It was Bice, of course. She was walking listlessly before her companions, and scarcely troubling herself to glance at the statues; but she brightened at seeing Phillis, and seemed relieved to join her. Phillis would have liked to tell her what errand was taking Jack to England, but she could not venture to do so, and indeed Mr Penington, who had no intention of allowing his companion’s interest to wander, managed to claim her whole attention. No one noticed the indignant glances which Jack threw at him. Phillis would have been the last to conceive that he could be annoyed at another engrossing her, and perhaps he himself would have scarcely allowed that Bice’s beautiful face could have less attraction for him than Phillis’s brown eyes. As it was, he was thoroughly angry at what he liked to think of as Phillis’s fickleness, and by way of retaliation devoted himself with all his might to Bice. It seems sometimes as if the world was made up of cross-purposes, when we see the mistakes, the unintentional wounds that are inflicted. People observe things which never existed, and shut their eyes to what lies plain before them, and long afterwards, perhaps, look back with a sigh at their own work. What should we do, all of us, if we were left with nothing better than to make the best we could of our tangles!

Poor Bice! All sorts of fancies went rushing through her heart that afternoon, as Jack strolled along by her side as he had done in the first days of their acquaintance—passionate longings and regrets, wonder and impatience. How had Phillis and he been separated, how had Oliver and she come together? Why did Jack talk kindly, and ask questions as if he cared? For the girl was not deceived, only troubled, and there was a bitter revolt in her heart against her fate, sometimes a yearning for Jack’s sympathy, sometimes a fierce suspicion that all this time he might have read her secret and despised her. She was not in a mood to look at the white statues, it made her shiver to see them by her side, cold and changeless, and she would not pretend an interest she did not feel. When they came to a great brazier, full of grey or glowing embers, she stretched out her little hands to the warmth, while Ibbetson glanced at her with unmistakable admiration in his eyes.

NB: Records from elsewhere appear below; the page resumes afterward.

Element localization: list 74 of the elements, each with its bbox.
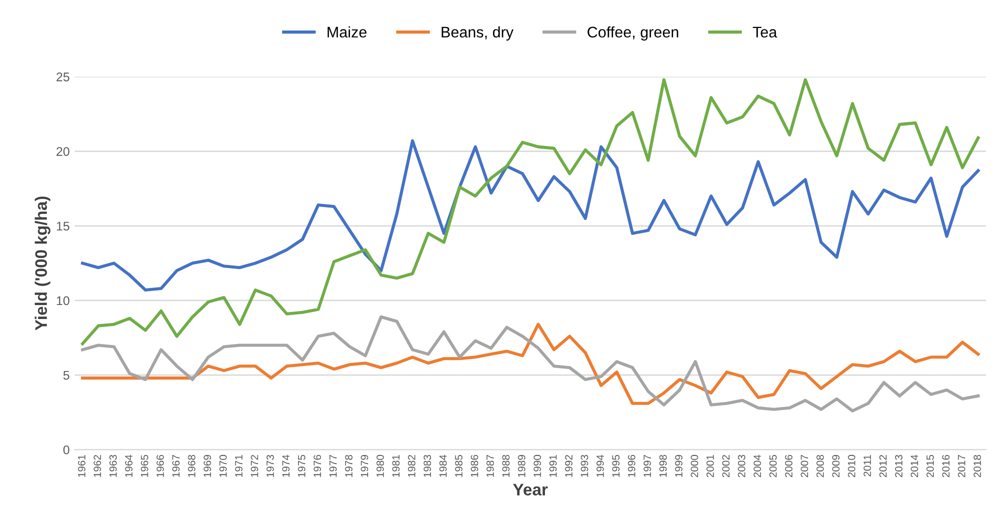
x-tick-label: 2003 bbox=[738, 454, 746, 478]
x-tick-label: 1968 bbox=[188, 454, 196, 477]
line-series bbox=[81, 322, 980, 405]
x-tick-label: 1979 bbox=[360, 455, 368, 477]
x-tick-label: 2006 bbox=[785, 454, 792, 478]
x-tick-label: 2002 bbox=[722, 455, 730, 478]
x-tick-label: 1971 bbox=[235, 455, 242, 477]
x-tick-label: 1984 bbox=[439, 454, 447, 477]
x-tick-label: 1973 bbox=[266, 454, 274, 477]
x-tick-label: 2005 bbox=[769, 454, 777, 478]
legend-label: Maize bbox=[328, 26, 366, 38]
x-tick-label: 2001 bbox=[706, 455, 714, 478]
x-tick-label: 1981 bbox=[392, 455, 400, 477]
x-tick-label: 1983 bbox=[424, 454, 432, 477]
x-tick-label: 1978 bbox=[345, 454, 352, 477]
x-tick-label: 1986 bbox=[470, 454, 478, 477]
x-tick-label: 2007 bbox=[800, 455, 808, 478]
line-series bbox=[81, 78, 980, 346]
x-tick-label: 2015 bbox=[926, 454, 934, 478]
x-tick-label: 2018 bbox=[974, 454, 981, 478]
x-tick-label: 1965 bbox=[140, 454, 148, 477]
x-tick-label: 2010 bbox=[848, 454, 856, 478]
x-tick-label: 2016 bbox=[942, 454, 950, 478]
line-series bbox=[81, 315, 980, 412]
x-tick-label: 1970 bbox=[219, 454, 227, 477]
x-tick-label: 1987 bbox=[486, 455, 494, 477]
x-tick-label: 2000 bbox=[690, 454, 698, 478]
x-tick-label: 2012 bbox=[879, 455, 887, 478]
x-tick-label: 2011 bbox=[864, 455, 871, 476]
x-tick-label: 1976 bbox=[314, 454, 322, 477]
x-tick-label: 2009 bbox=[832, 455, 840, 478]
x-tick-label: 2014 bbox=[910, 454, 918, 478]
x-tick-label: 1991 bbox=[549, 455, 557, 477]
x-tick-label: 1982 bbox=[408, 455, 416, 477]
x-tick-label: 1997 bbox=[644, 455, 652, 477]
x-tick-label: 1975 bbox=[298, 454, 306, 477]
x-tick-label: 1993 bbox=[580, 454, 588, 477]
y-tick-label: 5 bbox=[63, 370, 70, 380]
x-tick-label: 1996 bbox=[628, 454, 636, 477]
x-tick-label: 1974 bbox=[282, 454, 290, 477]
x-tick-label: 1980 bbox=[376, 454, 384, 477]
x-tick-label: 1992 bbox=[565, 455, 572, 477]
legend-label: Beans, dry bbox=[442, 26, 514, 41]
line-series bbox=[81, 139, 980, 292]
x-tick-label: 1990 bbox=[534, 454, 542, 477]
x-tick-label: 1985 bbox=[455, 454, 462, 477]
y-tick-label: 25 bbox=[56, 72, 70, 82]
y-tick-label: 20 bbox=[56, 147, 70, 156]
x-tick-label: 1988 bbox=[502, 454, 510, 477]
x-tick-label: 1964 bbox=[125, 454, 132, 477]
x-tick-label: 2017 bbox=[958, 455, 966, 478]
x-tick-label: 2008 bbox=[816, 454, 824, 478]
x-tick-label: 2004 bbox=[754, 454, 761, 478]
x-tick-label: 1994 bbox=[596, 454, 604, 477]
x-tick-label: 1966 bbox=[156, 454, 164, 477]
x-tick-label: 1977 bbox=[329, 455, 337, 477]
x-tick-label: 1998 bbox=[659, 454, 667, 477]
legend-label: Coffee, green bbox=[588, 26, 678, 41]
y-tick-label: 0 bbox=[63, 445, 70, 454]
x-tick-label: 1995 bbox=[612, 454, 620, 477]
x-tick-label: 1967 bbox=[172, 455, 180, 477]
x-tick-label: 1963 bbox=[109, 454, 117, 477]
x-tick-label: 1999 bbox=[675, 455, 682, 477]
y-axis-title: Yield ('000 kg/ha) bbox=[34, 196, 50, 330]
x-tick-label: 1962 bbox=[94, 455, 102, 477]
x-axis-title: Year bbox=[513, 484, 548, 496]
x-tick-label: 2013 bbox=[895, 454, 902, 478]
legend-label: Tea bbox=[752, 26, 778, 38]
y-tick-label: 15 bbox=[56, 222, 70, 231]
x-tick-label: 1972 bbox=[250, 455, 258, 477]
x-tick-label: 1961 bbox=[78, 455, 86, 477]
y-tick-label: 10 bbox=[56, 296, 70, 306]
x-tick-label: 1969 bbox=[204, 455, 212, 477]
x-tick-label: 1989 bbox=[518, 455, 526, 477]
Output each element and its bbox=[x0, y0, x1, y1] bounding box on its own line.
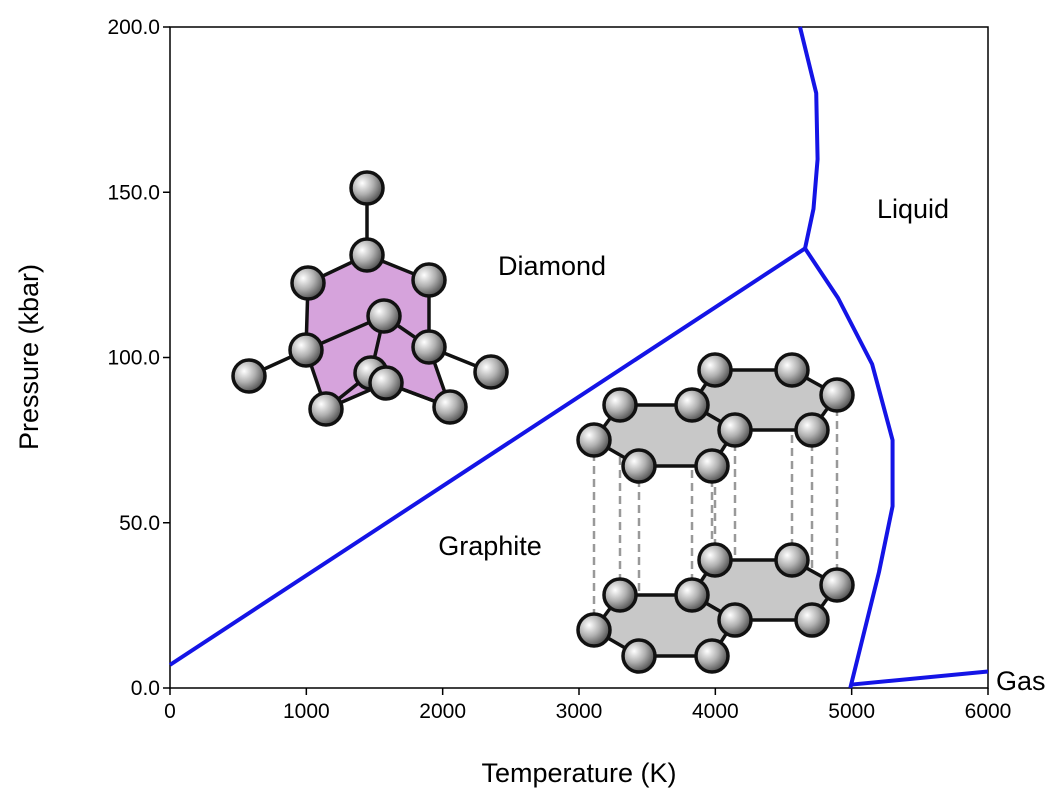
atom bbox=[290, 265, 326, 301]
x-tick-label: 2000 bbox=[419, 700, 466, 723]
atom bbox=[697, 352, 733, 388]
atom bbox=[308, 391, 344, 427]
phase-boundary bbox=[798, 26, 820, 249]
atom bbox=[411, 262, 447, 298]
atom bbox=[621, 448, 657, 484]
atom bbox=[717, 412, 753, 448]
atom bbox=[717, 602, 753, 638]
atom bbox=[774, 352, 810, 388]
x-tick-label: 3000 bbox=[556, 700, 603, 723]
atom bbox=[349, 170, 385, 206]
y-tick-label: 50.0 bbox=[119, 512, 160, 535]
atom bbox=[602, 387, 638, 423]
region-label: Liquid bbox=[877, 194, 949, 224]
atom bbox=[819, 567, 855, 603]
atom bbox=[819, 377, 855, 413]
x-tick-label: 1000 bbox=[283, 700, 330, 723]
atom bbox=[288, 332, 324, 368]
atom bbox=[697, 542, 733, 578]
atom bbox=[576, 612, 612, 648]
x-axis-label: Temperature (K) bbox=[481, 758, 676, 788]
atom bbox=[411, 329, 447, 365]
y-tick-label: 0.0 bbox=[131, 677, 160, 700]
atom bbox=[694, 448, 730, 484]
y-tick-label: 200.0 bbox=[107, 16, 160, 39]
x-tick-label: 4000 bbox=[692, 700, 739, 723]
region-label: Gas bbox=[996, 666, 1046, 696]
region-label: Diamond bbox=[498, 251, 606, 281]
atom bbox=[368, 365, 404, 401]
structure-illustrations bbox=[231, 170, 855, 674]
atom bbox=[432, 389, 468, 425]
plot-marks: 0 1000 2000 3000 4000 5000 6000 0.0 50.0 100.0 150… bbox=[107, 16, 1045, 723]
x-tick-label: 5000 bbox=[828, 700, 875, 723]
atom bbox=[794, 602, 830, 638]
phase-boundary bbox=[803, 247, 895, 689]
atom bbox=[349, 237, 385, 273]
atom bbox=[674, 577, 710, 613]
atom bbox=[602, 577, 638, 613]
x-tick-label: 6000 bbox=[965, 700, 1012, 723]
atom bbox=[231, 358, 267, 394]
region-label: Graphite bbox=[438, 531, 542, 561]
atom bbox=[576, 422, 612, 458]
y-axis-label: Pressure (kbar) bbox=[14, 264, 44, 450]
x-tick-label: 0 bbox=[164, 700, 176, 723]
y-tick-label: 100.0 bbox=[107, 347, 160, 370]
y-tick-label: 150.0 bbox=[107, 181, 160, 204]
atom bbox=[794, 412, 830, 448]
atom bbox=[774, 542, 810, 578]
atom bbox=[674, 387, 710, 423]
phase-boundary bbox=[850, 669, 989, 687]
atom bbox=[621, 638, 657, 674]
atom bbox=[473, 354, 509, 390]
phase-boundary bbox=[168, 246, 807, 667]
atom bbox=[366, 298, 402, 334]
atom bbox=[694, 638, 730, 674]
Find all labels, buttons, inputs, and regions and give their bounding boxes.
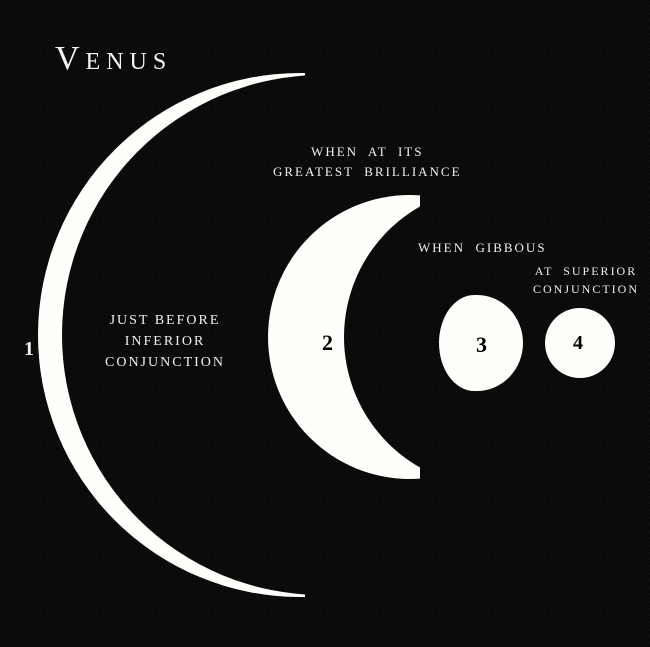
phase-1-caption: JUST BEFORE INFERIOR CONJUNCTION — [105, 310, 225, 373]
phase-4-caption: AT SUPERIOR CONJUNCTION — [533, 262, 639, 298]
phase-1-number: 1 — [24, 338, 34, 361]
phase-3-caption: WHEN GIBBOUS — [418, 238, 547, 258]
phase-2-number: 2 — [322, 330, 333, 356]
phase-4-number: 4 — [573, 332, 583, 355]
phase-3-number: 3 — [476, 332, 487, 358]
phase-2-caption: WHEN AT ITS GREATEST BRILLIANCE — [273, 142, 462, 181]
venus-phases-diagram: Venus 1 2 3 4 JU — [0, 0, 650, 647]
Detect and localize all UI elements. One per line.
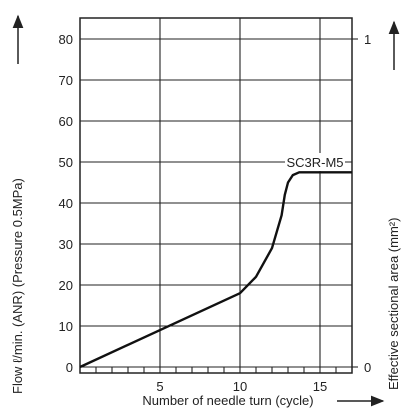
x-tick-label: 10 xyxy=(233,379,247,394)
y-tick-label: 10 xyxy=(59,319,73,334)
series-line xyxy=(79,171,352,369)
y-axis-label: Flow ℓ/min. (ANR) (Pressure 0.5MPa) xyxy=(10,178,25,394)
y-tick-label: 70 xyxy=(59,73,73,88)
y-tick-label: 50 xyxy=(59,155,73,170)
series-label-bg xyxy=(285,153,345,171)
y-tick-label: 20 xyxy=(59,278,73,293)
y-tick-label: 80 xyxy=(59,32,73,47)
x-tick-label: 15 xyxy=(313,379,327,394)
series-label: SC3R-M5 xyxy=(286,155,343,170)
y-tick-label: 40 xyxy=(59,196,73,211)
y2-axis-label: Effective sectional area (mm²) xyxy=(386,218,401,390)
plot-frame xyxy=(79,17,353,374)
y2-tick-label: 0 xyxy=(364,360,371,375)
y-tick-label: 0 xyxy=(66,360,73,375)
x-tick-label: 5 xyxy=(156,379,163,394)
x-axis-label: Number of needle turn (cycle) xyxy=(142,393,313,408)
y-tick-label: 30 xyxy=(59,237,73,252)
y2-tick-label: 1 xyxy=(364,32,371,47)
y-tick-label: 60 xyxy=(59,114,73,129)
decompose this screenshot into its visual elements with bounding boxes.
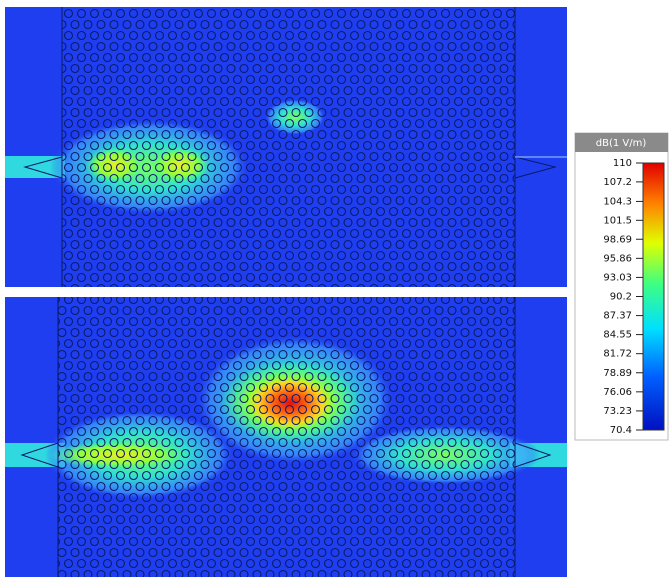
colorbar-gradient [642, 162, 665, 431]
hole-lattice [62, 7, 515, 287]
tick-label: 98.69 [603, 234, 632, 245]
tick-label: 78.89 [603, 368, 632, 379]
tick-label: 107.2 [603, 177, 632, 188]
tick-label: 104.3 [603, 196, 632, 207]
tick-label: 110 [613, 158, 632, 169]
tick-label: 90.2 [610, 292, 632, 303]
taper-outline [514, 156, 557, 179]
colorbar-header [575, 133, 668, 152]
input-waveguide [5, 156, 65, 178]
colorbar-title: dB(1 V/m) [596, 138, 647, 149]
hole-lattice [58, 297, 515, 577]
tick-label: 73.23 [603, 406, 632, 417]
tick-label: 101.5 [603, 215, 632, 226]
colorbar: dB(1 V/m) [574, 132, 669, 441]
taper-outline [23, 156, 63, 179]
field-panel-bottom [5, 297, 567, 577]
tick-label: 95.86 [603, 253, 632, 264]
tick-label: 76.06 [603, 387, 632, 398]
field-panel-top [5, 7, 567, 287]
tick-label: 87.37 [603, 311, 632, 322]
tick-label: 81.72 [603, 349, 632, 360]
taper-outline [514, 442, 552, 468]
tick-label: 70.4 [610, 425, 632, 436]
tick-label: 84.55 [603, 330, 632, 341]
tick-label: 93.03 [603, 272, 632, 283]
taper-outline [20, 442, 59, 468]
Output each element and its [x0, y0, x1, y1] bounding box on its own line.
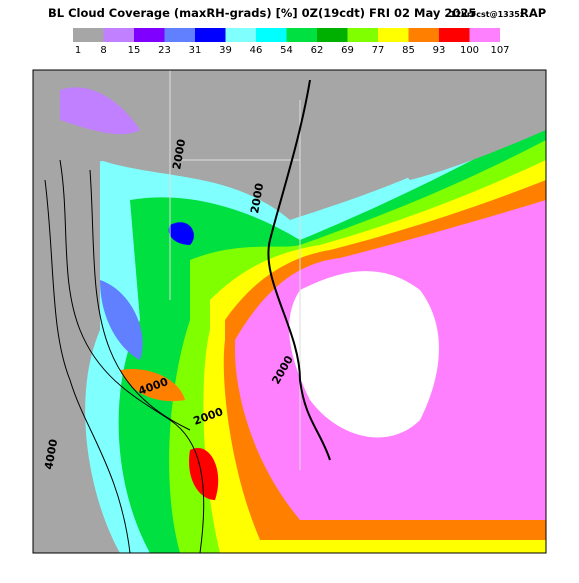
colorbar-label: 15 [128, 45, 141, 56]
colorbar-label: 39 [219, 45, 232, 56]
colorbar-swatch [225, 28, 256, 42]
colorbar-label: 85 [402, 45, 415, 56]
colorbar-label: 100 [460, 45, 479, 56]
colorbar-swatch [378, 28, 409, 42]
contour-label: 2000 [170, 138, 188, 171]
colorbar-label: 54 [280, 45, 293, 56]
map: 2000 2000 2000 2000 4000 4000 [32, 69, 547, 554]
colorbar-swatch [286, 28, 317, 42]
colorbar-swatch [195, 28, 226, 42]
colorbar-label: 31 [189, 45, 202, 56]
contour-label: 4000 [42, 438, 60, 471]
colorbar-label: 1 [75, 45, 81, 56]
colorbar-swatch [439, 28, 470, 42]
run-label: 12hrFcst@1335z [450, 10, 525, 19]
colorbar: 1 8 15 23 31 39 46 54 62 69 77 85 93 100 107 [73, 28, 510, 56]
model-label: RAP [520, 6, 546, 20]
colorbar-swatch [73, 28, 104, 42]
colorbar-label: 23 [158, 45, 171, 56]
colorbar-label: 46 [250, 45, 263, 56]
colorbar-swatch [256, 28, 287, 42]
colorbar-swatch [164, 28, 195, 42]
colorbar-swatch [469, 28, 500, 42]
colorbar-label: 62 [311, 45, 324, 56]
colorbar-swatch [408, 28, 439, 42]
colorbar-swatch [317, 28, 348, 42]
colorbar-swatch [347, 28, 378, 42]
colorbar-swatch [134, 28, 165, 42]
colorbar-swatch [103, 28, 134, 42]
colorbar-label: 77 [372, 45, 385, 56]
title: BL Cloud Coverage (maxRH-grads) [%] 0Z(1… [48, 6, 476, 20]
contour-label: 2000 [248, 182, 266, 215]
colorbar-label: 107 [490, 45, 509, 56]
colorbar-label: 8 [100, 45, 106, 56]
colorbar-label: 69 [341, 45, 354, 56]
colorbar-label: 93 [433, 45, 446, 56]
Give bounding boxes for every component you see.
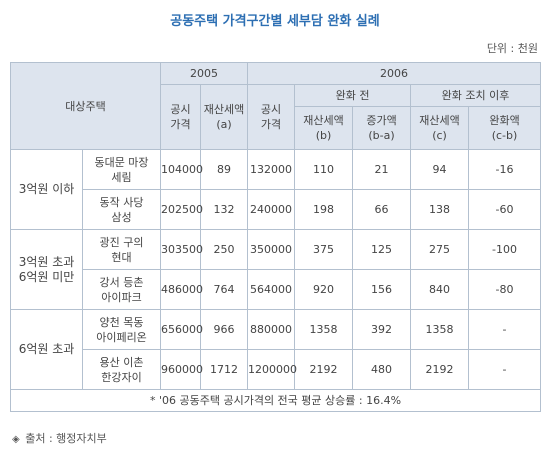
- pub-price-2005: 656000: [160, 309, 203, 350]
- relief-cb: -: [468, 309, 542, 350]
- house-name: 광진 구의 현대: [81, 229, 162, 270]
- header-target: 대상주택: [9, 62, 162, 150]
- source-line: ◈ 출처 : 행정자치부: [12, 430, 107, 446]
- relief-cb: -100: [468, 229, 542, 270]
- pub-price-2006: 350000: [247, 229, 296, 270]
- table-row: 동작 사당 삼성 202500 132 240000 198 66 138 -60: [11, 189, 542, 230]
- prop-tax-a: 132: [200, 189, 249, 230]
- table-row: 3억원 초과 6억원 미만 광진 구의 현대 303500 250 350000 3…: [10, 229, 542, 310]
- prop-tax-a: 250: [200, 229, 249, 270]
- prop-tax-a: 966: [200, 309, 249, 350]
- header-pub-price-2006: 공시 가격: [247, 84, 296, 150]
- header-prop-tax-c: 재산세액 (c): [410, 106, 470, 150]
- pub-price-2005: 960000: [160, 349, 203, 390]
- header-relief-cb: 완화액 (c-b): [468, 106, 542, 150]
- header-pub-price-2005: 공시 가격: [160, 84, 202, 150]
- header-prop-tax-a: 재산세액 (a): [200, 84, 249, 150]
- house-name: 동작 사당 삼성: [81, 189, 162, 230]
- footnote-row: * '06 공동주택 공시가격의 전국 평균 상승률 : 16.4%: [9, 389, 542, 412]
- prop-tax-c: 138: [410, 189, 470, 230]
- relief-cb: -: [468, 349, 542, 390]
- group-label: 6억원 초과: [10, 309, 83, 390]
- prop-tax-b: 2192: [294, 349, 354, 390]
- group-label: 3억원 이하: [10, 149, 83, 230]
- house-name: 강서 등촌 아이파크: [81, 269, 162, 310]
- prop-tax-b: 110: [294, 149, 354, 190]
- unit-label: 단위 : 천원: [486, 42, 538, 55]
- header-prop-tax-b: 재산세액 (b): [294, 106, 354, 150]
- house-name: 용산 이촌 한강자이: [81, 349, 162, 390]
- increase-ba: 156: [352, 269, 412, 310]
- increase-ba: 480: [352, 349, 412, 390]
- prop-tax-c: 94: [410, 149, 470, 190]
- prop-tax-b: 198: [294, 189, 354, 230]
- header-row-columns: 재산세액 (b) 증가액 (b-a) 재산세액 (c) 완화액 (c-b): [11, 106, 542, 150]
- page-title: 공동주택 가격구간별 세부담 완화 실례: [170, 14, 380, 29]
- pub-price-2006: 880000: [247, 309, 296, 350]
- footnote: * '06 공동주택 공시가격의 전국 평균 상승률 : 16.4%: [9, 389, 542, 412]
- prop-tax-c: 840: [410, 269, 470, 310]
- diamond-icon: ◈: [12, 434, 20, 445]
- prop-tax-a: 764: [200, 269, 249, 310]
- header-2005: 2005: [160, 62, 249, 85]
- source-text: 출처 : 행정자치부: [25, 432, 107, 445]
- header-2006: 2006: [247, 62, 542, 85]
- prop-tax-b: 920: [294, 269, 354, 310]
- prop-tax-a: 89: [200, 149, 249, 190]
- table-row: 용산 이촌 한강자이 960000 1712 1200000 2192 480 2…: [11, 349, 542, 390]
- table-row: 강서 등촌 아이파크 486000 764 564000 920 156 840 …: [11, 269, 542, 310]
- increase-ba: 66: [352, 189, 412, 230]
- pub-price-2005: 202500: [160, 189, 203, 230]
- pub-price-2005: 486000: [160, 269, 203, 310]
- header-after: 완화 조치 이후: [410, 84, 542, 107]
- pub-price-2006: 132000: [247, 149, 296, 190]
- relief-cb: -16: [468, 149, 542, 190]
- pub-price-2006: 240000: [247, 189, 296, 230]
- increase-ba: 125: [352, 229, 412, 270]
- header-row-years: 대상주택 2005 2006: [9, 62, 542, 150]
- pub-price-2005: 104000: [160, 149, 203, 190]
- prop-tax-b: 375: [294, 229, 354, 270]
- prop-tax-c: 275: [410, 229, 470, 270]
- increase-ba: 21: [352, 149, 412, 190]
- header-increase-ba: 증가액 (b-a): [352, 106, 412, 150]
- increase-ba: 392: [352, 309, 412, 350]
- prop-tax-b: 1358: [294, 309, 354, 350]
- pub-price-2006: 1200000: [247, 349, 297, 390]
- tax-table: 대상주택 2005 2006 공시 가격 재산세액 (a) 공시 가격 완화 전 완화…: [9, 62, 542, 412]
- group-label: 3억원 초과 6억원 미만: [10, 229, 83, 310]
- table-row: 6억원 초과 양천 목동 아이페리온 656000 966 880000 1358…: [10, 309, 542, 390]
- prop-tax-a: 1712: [200, 349, 249, 390]
- pub-price-2005: 303500: [160, 229, 203, 270]
- prop-tax-c: 2192: [410, 349, 470, 390]
- house-name: 동대문 마장 세림: [81, 149, 162, 190]
- relief-cb: -60: [468, 189, 542, 230]
- pub-price-2006: 564000: [247, 269, 296, 310]
- table-row: 3억원 이하 동대문 마장 세림 104000 89 132000 110 21 …: [10, 149, 542, 230]
- relief-cb: -80: [468, 269, 542, 310]
- header-row-phase: 공시 가격 재산세액 (a) 공시 가격 완화 전 완화 조치 이후: [11, 84, 542, 150]
- prop-tax-c: 1358: [410, 309, 470, 350]
- house-name: 양천 목동 아이페리온: [81, 309, 162, 350]
- header-before: 완화 전: [294, 84, 412, 107]
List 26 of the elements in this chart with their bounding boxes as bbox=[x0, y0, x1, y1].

“When first I knew you, I could not picture you in anything but a white dress,” he said in a leisurely tone.

“Don’t talk of it,” and she shuddered. “If ever one wants warmth and colour it is in a sculpture gallery. I wouldn’t come here in white on the hottest day of the year.” She was looking before her as she spoke with that fixed mechanical gaze with which people look at something they do not really see. Suddenly she started and caught Jack’s arm. “Oh, look, look!” she cried in a terrified undertone.

He could feel her fingers trembling on his arm, and instinctively laid his own hand upon them with a strong firm clasp. The touch brought her to herself, for she withdrew her hand instantly, colouring crimson as she did so, but not removing her eyes from the object which had alarmed her. Ibbetson turned hastily to look where they were fixed.

“What was it? What frightened you?” he asked gently, looking at her again, for nothing that he could see accounted for her evident terror.

She drew a deep breath.

“Who is that man standing with his back towards us on the right?” she said in a quick low voice. “There, do you see?”

“I see, but it’s no one I know. Whom do you take him for?”

“Are you sure you don’t know him? I begin to think now that I was mistaken,” she said with such evident relief that Ibbetson smiled.